‘Day Without Local Music’ to bring attention to plight of Austin musicians

FILE: A band is on the move on the corner of Sixth Street and I-35 at South by Southwest in Austin, Texas. (AP Photo/Austin American-Statesman, Jay Janner)
FILE: A band is on the move on the corner of Sixth Street and I-35 at South by Southwest in Austin, Texas. (AP Photo/Austin American-Statesman, Jay Janner)

AUSTIN (KXAN) — Austin’s known as the “Live Music Capital of the World.” That very name is why some are not happy to see DJ’s replacing live musicians at some bars on Sixth Street.

“It started when a friend of mine who plays blues was at Maggie Mae’s. They asked him to leave,” said Felicia Molandes, an Austin photographer and filmmaker. “That’s where Janis Joplin played. Jimi Hendrix played there. I don’t understand why they don’t want the blues.”

Several bars on Sixth Street have new owners and have replaced long-time, live musicians with DJ’s. Some of them are protesting – and trying to organize a “Day without Local Music” protest to bring more attention back to local music in Austin.

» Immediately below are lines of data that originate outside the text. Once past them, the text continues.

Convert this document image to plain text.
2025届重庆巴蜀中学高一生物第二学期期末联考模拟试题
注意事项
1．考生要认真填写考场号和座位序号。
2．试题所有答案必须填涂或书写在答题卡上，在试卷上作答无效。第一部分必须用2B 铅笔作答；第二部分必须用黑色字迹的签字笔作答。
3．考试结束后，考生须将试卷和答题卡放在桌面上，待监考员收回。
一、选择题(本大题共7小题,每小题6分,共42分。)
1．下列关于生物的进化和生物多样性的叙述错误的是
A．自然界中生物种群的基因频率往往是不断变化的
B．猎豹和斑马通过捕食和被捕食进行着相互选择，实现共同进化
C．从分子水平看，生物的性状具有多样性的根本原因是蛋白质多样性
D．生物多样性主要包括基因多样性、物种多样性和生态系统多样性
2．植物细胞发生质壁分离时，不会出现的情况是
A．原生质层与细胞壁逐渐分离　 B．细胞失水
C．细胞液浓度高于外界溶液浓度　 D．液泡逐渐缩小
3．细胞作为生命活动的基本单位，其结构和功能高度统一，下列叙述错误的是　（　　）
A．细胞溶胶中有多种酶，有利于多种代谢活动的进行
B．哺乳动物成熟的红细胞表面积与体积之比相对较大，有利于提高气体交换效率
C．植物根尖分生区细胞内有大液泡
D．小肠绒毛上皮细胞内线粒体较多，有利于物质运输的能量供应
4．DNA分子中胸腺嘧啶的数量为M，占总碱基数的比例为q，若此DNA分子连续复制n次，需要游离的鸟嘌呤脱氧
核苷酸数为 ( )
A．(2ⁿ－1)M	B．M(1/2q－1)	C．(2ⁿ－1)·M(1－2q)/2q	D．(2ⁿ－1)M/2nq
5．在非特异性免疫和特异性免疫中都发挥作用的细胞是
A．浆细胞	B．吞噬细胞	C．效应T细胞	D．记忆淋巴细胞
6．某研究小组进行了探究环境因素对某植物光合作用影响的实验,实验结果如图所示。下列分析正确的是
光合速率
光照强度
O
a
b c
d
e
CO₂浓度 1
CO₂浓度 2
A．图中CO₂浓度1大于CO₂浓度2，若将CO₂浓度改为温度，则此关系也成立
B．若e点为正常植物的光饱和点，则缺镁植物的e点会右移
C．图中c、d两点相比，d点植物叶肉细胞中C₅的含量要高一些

“Some of the people that involve themselves with some of the bars not being excited about live music — it hurts what Austin has always been about,” said Tish Eubanks, Mizzpehavin Band member. “Keeping Austin weird isn’t just keeping Austin weird, it’s about keeping Austin separate from everything in the world. We are the capital of music of the world – that’s a huge title. I don’t think the world and other places know how hard it is for us to actually work and be compensated.”

The potential protesters met for the first time today at Maria’s Taco Express to discuss the logistics and plans of ‘A Day Without Local Music.’ They want to draw attention to how little income musicians make, despite the value that they add to the city. They want to march to the State Capitol with their instruments in hopes of gaining the attention of city council members.

“To tell a musician who has to rent thousands of dollars of equipment to play in your venue is only worth $10 an hour is an insult,” said Eubanks. I’m hoping that this protest brings awareness to what we’re going through, and I’m hoping that we find that energy that we used to have.”